I would have had to vote against your proof-of-concept implementation had it been proposed. I fear it would break the following code, which I'm pretty sure I've seen in the wild at least once or twice over the past dozen years.

namespace oops
{

    struct foo
    {
        foo() : i(0) {}
        int i;

        void swap(foo& x) {std::swap(*this, x);}
    };

    void swap(foo& lhs, foo& rhs)
    {
        lhs.swap(rhs);
    }

}

Whether you think the above is good code or bad, it works as the author intends in C++98/03 and so the bar for silently breaking it is pretty high. Telling users that in C++11 they would no longer have to write using std::swap; isn't a sufficiently high benefit to outweigh the disadvantage of silently turning the above code into infinite recursion.

Another way to get out of writing using std::swap; is to use std::iter_swap instead:

template <typename T>
void do_swap(T& lhs, T& rhs)
{
    std::iter_swap(&lhs, &rhs); // internally does what do_swap did above
}

Answer 2

In C++20, this is finally standardized:

std::swap(a, b);

This uses ADL to call the correct overload and imposes the correct requirements to use in SFINAE. The magic is specified in [namespace.std]/7:

Other than in namespace std or in a namespace within namespace std, a program may provide an overload for any library function template designated as a customization point, provided that (a) the overload's declaration depends on at least one user-defined type and (b) the overload meets the standard library requirements for the customization point.¹⁷⁴ [ Note: This permits a (qualified or unqualified) call to the customization point to invoke the most appropriate overload for the given arguments. — end note ]
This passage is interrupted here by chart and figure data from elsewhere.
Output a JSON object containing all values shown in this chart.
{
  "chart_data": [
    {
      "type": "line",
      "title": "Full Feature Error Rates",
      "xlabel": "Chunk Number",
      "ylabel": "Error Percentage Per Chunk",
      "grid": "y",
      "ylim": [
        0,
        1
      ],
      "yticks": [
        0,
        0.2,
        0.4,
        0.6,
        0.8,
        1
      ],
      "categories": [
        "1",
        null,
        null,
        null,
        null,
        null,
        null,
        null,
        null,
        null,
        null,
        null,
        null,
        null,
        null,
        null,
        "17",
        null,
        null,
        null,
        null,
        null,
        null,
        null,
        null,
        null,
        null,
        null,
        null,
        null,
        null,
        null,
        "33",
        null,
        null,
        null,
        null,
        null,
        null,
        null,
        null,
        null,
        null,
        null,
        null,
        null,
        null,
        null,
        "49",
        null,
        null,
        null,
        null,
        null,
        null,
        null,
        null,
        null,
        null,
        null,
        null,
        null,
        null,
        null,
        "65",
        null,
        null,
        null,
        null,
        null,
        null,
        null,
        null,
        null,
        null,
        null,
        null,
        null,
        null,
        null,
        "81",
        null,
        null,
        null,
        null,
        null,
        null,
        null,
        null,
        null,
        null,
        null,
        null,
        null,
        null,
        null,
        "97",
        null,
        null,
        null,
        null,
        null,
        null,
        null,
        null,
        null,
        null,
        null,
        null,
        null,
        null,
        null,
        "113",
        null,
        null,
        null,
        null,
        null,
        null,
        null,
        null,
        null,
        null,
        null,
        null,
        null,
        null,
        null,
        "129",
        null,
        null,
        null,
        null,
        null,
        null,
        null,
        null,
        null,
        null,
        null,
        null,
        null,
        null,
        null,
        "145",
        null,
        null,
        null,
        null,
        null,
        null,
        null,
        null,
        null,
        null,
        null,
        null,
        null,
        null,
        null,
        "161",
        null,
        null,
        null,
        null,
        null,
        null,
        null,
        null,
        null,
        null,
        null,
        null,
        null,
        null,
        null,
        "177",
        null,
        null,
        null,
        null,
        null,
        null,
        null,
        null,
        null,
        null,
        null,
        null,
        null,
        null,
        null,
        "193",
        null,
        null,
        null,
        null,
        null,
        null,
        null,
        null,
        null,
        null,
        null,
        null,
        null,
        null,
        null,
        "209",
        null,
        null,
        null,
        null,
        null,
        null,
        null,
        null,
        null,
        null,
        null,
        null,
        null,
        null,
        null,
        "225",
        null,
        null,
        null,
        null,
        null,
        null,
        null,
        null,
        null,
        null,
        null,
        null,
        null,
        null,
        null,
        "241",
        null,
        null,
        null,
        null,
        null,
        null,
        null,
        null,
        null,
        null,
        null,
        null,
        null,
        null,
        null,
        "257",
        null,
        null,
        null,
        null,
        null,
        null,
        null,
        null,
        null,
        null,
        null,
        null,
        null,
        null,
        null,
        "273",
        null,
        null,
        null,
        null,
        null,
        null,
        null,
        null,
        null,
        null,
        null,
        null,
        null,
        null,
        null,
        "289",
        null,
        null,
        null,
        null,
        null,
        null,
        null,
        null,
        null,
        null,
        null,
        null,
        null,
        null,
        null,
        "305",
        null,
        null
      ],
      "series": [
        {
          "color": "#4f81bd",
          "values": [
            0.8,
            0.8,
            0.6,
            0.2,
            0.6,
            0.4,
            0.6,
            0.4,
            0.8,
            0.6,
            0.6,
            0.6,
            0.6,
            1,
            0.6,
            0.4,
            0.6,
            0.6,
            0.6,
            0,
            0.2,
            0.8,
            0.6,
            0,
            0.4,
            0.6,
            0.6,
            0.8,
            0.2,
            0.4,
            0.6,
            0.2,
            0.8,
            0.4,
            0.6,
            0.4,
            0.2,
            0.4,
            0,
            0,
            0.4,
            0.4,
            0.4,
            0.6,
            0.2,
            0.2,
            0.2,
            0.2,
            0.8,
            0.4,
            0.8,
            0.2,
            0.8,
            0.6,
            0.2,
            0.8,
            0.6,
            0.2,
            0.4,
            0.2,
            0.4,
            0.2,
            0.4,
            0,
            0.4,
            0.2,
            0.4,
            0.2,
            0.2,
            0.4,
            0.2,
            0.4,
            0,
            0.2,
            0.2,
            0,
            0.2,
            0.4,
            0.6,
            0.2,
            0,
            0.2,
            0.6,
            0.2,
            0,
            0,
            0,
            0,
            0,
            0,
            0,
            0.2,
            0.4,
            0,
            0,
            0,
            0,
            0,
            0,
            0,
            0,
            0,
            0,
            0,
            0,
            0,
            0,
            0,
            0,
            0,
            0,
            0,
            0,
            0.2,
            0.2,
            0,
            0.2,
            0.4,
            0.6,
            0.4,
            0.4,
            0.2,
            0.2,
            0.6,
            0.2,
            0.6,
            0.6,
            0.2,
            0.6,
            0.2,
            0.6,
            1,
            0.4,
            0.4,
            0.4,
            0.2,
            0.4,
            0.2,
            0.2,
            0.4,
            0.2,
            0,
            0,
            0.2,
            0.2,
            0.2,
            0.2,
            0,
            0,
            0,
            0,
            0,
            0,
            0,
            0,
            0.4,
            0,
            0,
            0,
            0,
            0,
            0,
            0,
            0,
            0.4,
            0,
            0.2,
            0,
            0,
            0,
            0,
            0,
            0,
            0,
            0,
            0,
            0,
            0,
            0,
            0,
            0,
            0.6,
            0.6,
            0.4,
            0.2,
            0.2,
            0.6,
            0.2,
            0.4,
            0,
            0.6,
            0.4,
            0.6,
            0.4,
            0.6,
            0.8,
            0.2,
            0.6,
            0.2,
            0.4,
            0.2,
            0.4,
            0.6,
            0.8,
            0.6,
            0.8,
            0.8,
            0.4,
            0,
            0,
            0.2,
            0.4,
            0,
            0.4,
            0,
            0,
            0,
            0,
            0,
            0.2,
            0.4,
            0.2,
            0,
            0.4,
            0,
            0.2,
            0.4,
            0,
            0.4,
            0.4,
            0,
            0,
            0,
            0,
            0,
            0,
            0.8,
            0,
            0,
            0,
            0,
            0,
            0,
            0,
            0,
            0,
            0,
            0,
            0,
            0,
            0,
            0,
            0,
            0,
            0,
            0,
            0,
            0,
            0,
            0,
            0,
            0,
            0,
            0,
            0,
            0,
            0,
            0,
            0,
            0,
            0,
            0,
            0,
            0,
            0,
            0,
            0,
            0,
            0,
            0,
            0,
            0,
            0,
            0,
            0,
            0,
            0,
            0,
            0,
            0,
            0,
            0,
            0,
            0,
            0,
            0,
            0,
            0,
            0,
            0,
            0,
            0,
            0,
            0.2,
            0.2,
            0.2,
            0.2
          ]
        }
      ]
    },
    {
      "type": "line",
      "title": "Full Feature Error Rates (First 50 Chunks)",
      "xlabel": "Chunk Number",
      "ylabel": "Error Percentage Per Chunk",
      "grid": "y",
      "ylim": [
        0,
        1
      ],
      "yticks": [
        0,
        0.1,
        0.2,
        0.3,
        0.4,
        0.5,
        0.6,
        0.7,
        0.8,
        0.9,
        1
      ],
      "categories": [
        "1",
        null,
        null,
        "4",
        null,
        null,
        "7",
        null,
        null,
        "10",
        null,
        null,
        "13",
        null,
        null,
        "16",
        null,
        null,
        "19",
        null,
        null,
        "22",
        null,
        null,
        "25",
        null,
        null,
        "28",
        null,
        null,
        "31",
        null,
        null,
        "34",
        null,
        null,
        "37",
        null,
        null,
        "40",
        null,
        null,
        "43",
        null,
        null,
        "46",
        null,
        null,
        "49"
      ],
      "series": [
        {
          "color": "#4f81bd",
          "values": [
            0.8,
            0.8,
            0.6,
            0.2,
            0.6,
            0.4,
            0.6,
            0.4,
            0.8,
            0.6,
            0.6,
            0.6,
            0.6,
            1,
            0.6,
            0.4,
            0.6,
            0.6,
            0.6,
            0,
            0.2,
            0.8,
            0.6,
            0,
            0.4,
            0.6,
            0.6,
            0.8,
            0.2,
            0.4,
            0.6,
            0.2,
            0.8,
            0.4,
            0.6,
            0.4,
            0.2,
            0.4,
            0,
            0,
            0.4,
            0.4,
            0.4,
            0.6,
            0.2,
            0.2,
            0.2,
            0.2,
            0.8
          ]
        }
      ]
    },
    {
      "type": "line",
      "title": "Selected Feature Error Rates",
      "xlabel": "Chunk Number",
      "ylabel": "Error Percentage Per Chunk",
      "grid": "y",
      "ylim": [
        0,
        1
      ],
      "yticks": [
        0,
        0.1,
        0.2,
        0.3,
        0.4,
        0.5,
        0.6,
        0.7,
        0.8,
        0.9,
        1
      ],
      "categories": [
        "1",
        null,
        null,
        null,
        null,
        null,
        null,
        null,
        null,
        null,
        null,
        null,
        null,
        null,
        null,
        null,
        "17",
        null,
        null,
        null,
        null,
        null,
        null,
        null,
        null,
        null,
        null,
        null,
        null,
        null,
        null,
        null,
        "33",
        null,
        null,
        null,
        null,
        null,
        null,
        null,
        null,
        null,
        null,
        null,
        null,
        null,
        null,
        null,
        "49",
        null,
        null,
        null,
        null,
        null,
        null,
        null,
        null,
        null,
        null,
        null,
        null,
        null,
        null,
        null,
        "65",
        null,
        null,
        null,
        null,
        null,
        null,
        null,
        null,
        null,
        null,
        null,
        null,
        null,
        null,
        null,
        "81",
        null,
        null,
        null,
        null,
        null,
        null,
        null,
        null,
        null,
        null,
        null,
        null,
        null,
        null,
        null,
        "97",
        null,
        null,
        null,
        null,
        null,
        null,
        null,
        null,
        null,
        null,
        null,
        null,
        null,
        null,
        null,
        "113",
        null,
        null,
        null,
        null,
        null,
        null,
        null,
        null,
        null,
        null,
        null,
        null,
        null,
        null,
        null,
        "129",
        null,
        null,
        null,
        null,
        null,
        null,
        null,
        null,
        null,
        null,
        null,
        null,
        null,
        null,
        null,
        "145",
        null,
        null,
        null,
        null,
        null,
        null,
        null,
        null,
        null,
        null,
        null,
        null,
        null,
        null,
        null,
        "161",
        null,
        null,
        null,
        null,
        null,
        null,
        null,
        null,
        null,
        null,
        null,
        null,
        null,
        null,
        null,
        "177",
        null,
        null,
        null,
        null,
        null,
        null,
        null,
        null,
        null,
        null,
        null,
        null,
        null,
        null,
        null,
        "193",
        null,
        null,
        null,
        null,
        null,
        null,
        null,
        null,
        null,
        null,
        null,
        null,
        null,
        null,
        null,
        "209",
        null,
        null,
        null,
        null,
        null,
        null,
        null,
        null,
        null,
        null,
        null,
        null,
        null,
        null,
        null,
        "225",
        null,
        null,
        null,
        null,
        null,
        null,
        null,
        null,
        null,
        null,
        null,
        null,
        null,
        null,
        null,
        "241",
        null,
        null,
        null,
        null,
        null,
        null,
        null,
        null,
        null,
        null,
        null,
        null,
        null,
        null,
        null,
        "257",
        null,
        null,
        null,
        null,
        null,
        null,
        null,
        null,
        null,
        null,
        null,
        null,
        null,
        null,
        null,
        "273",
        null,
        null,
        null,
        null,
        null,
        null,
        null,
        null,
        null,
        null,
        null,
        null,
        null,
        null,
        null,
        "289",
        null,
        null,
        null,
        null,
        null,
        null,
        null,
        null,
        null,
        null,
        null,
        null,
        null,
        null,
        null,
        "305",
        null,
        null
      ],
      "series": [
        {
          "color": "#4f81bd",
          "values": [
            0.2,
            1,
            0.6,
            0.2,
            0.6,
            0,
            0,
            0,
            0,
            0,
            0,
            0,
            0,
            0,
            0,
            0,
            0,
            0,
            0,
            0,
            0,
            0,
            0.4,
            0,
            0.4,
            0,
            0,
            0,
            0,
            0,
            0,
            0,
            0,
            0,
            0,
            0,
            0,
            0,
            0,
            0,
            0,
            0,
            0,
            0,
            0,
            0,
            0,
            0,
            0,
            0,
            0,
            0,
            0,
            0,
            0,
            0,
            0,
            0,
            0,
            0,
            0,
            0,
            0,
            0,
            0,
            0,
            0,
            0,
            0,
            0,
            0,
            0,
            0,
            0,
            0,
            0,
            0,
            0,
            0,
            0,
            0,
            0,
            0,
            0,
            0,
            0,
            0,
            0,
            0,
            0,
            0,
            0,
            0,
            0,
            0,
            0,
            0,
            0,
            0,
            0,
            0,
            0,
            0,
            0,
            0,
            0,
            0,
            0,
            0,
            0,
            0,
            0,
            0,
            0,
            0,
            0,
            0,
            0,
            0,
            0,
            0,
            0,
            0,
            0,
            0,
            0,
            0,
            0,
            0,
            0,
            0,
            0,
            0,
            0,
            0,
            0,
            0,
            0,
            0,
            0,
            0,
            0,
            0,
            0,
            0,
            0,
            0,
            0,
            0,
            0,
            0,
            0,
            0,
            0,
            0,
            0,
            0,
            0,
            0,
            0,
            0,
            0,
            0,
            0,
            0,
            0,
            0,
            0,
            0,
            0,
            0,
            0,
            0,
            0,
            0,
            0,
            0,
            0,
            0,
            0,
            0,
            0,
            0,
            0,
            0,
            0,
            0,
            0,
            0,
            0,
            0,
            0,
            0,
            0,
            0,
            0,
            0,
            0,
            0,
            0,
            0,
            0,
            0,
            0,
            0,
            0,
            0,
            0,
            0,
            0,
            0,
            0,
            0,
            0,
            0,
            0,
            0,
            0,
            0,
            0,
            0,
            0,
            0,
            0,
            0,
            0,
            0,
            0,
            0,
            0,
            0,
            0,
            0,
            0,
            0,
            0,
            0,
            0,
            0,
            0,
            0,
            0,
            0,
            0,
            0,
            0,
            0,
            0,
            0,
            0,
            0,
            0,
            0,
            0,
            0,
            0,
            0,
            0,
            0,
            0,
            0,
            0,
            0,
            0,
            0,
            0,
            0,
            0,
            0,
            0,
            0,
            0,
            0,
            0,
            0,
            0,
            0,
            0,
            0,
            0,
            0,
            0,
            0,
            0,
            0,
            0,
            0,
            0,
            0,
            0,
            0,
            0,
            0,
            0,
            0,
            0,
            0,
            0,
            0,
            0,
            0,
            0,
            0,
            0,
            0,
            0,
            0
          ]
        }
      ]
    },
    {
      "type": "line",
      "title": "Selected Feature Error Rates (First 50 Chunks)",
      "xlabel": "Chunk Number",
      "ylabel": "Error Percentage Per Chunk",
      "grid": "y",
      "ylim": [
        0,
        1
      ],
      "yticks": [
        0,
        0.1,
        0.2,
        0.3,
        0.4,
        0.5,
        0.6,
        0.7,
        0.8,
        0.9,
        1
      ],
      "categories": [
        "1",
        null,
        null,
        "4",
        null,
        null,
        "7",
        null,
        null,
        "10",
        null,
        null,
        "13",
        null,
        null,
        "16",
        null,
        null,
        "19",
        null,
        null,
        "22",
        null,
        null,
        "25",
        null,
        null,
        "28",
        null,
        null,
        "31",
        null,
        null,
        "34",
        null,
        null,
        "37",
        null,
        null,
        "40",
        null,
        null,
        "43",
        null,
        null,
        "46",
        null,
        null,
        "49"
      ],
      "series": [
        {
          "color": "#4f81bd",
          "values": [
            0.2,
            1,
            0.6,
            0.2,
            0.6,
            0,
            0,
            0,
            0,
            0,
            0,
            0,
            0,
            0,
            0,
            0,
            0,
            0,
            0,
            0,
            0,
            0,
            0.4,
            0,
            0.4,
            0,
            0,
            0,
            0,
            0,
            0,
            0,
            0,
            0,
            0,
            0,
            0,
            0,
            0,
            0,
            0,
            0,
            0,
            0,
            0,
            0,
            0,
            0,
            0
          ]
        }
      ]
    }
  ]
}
^{174) Any library customization point must be prepared to work adequately with any user-defined overload that meets the minimum requirements of this document. Therefore an implementation may elect, under the as-if rule ([intro.execution]), to provide any customization point in the form of an instantiated function object ([function.objects]) even though the customization point's specification is in the form of a function template. The template parameters of each such function object and the function parameters and return type of the object's operator() must match those of the corresponding customization point's specification.}

^{(emphasis mine)}

And swap is designated as a customization point in [utility.swap]:

template<class T>
  constexpr void swap(T& a, T& b) noexcept(see below);

Remarks: This function is a designated customization point ([namespace.std]) and shall not participate in overload resolution unless is_­move_­constructible_­v<T> is true and is_­move_­assignable_­v<T> is true. The expression inside noexcept is equivalent to:

is_nothrow_move_constructible_v<T> && is_nothrow_move_assignable_v<T>

Requires: Type T shall be Cpp17MoveConstructible (Table 26) and Cpp17MoveAssignable (Table 28).

Effects: Exchanges values stored in two locations.

^{(emphasis mine)}

Answer 3

Here's a proof-of-concept implementation:

#include <utility>

// exposition implementation
namespace std_
{
    namespace detail
    {
        // actual fallback implementation
        template <typename T>
        void swap(T& lhs, T& rhs)
        {
            T temp = std::move(lhs);
            lhs = std::move(rhs);
            rhs = std::move(temp);
        }
    }

    template <typename T>
    void swap(T& lhs, T& rhs)
    {
        using detail::swap; // shadows std_::swap, stops recursion
        swap(lhs, rhs); // unqualified call, allows ADL
    }
}

namespace ns
{
    struct foo
    {
        foo() : i(0) {}
        int i;

    private:
        foo(const foo&); // not defined,
        foo& operator=(const foo&); // non-copyable
    };

    void swap(foo& lhs, foo& rhs)
    {
        std::swap(lhs.i, rhs.i);
    }
}


int main()
{
    int i = 0, j = 0;
    std_::swap(i, j);

    ns::foo a, b;
    std_::swap(a, b);
}

Answer 4

Well, boost::swap() dispatches to std::swap(). To have std::swap() do something similar to boost::swap() it would need to delegate somewhere else. What is this somewhere else? The standard doesn't mandate another version of swap() which provides the actual implementation. This can be done but the standard doesn't mandate it.

Why it doesn't do it? I didn't see any proposal proposing this implementation. If someone had wanted this to do done I'm sure it would have been proposed.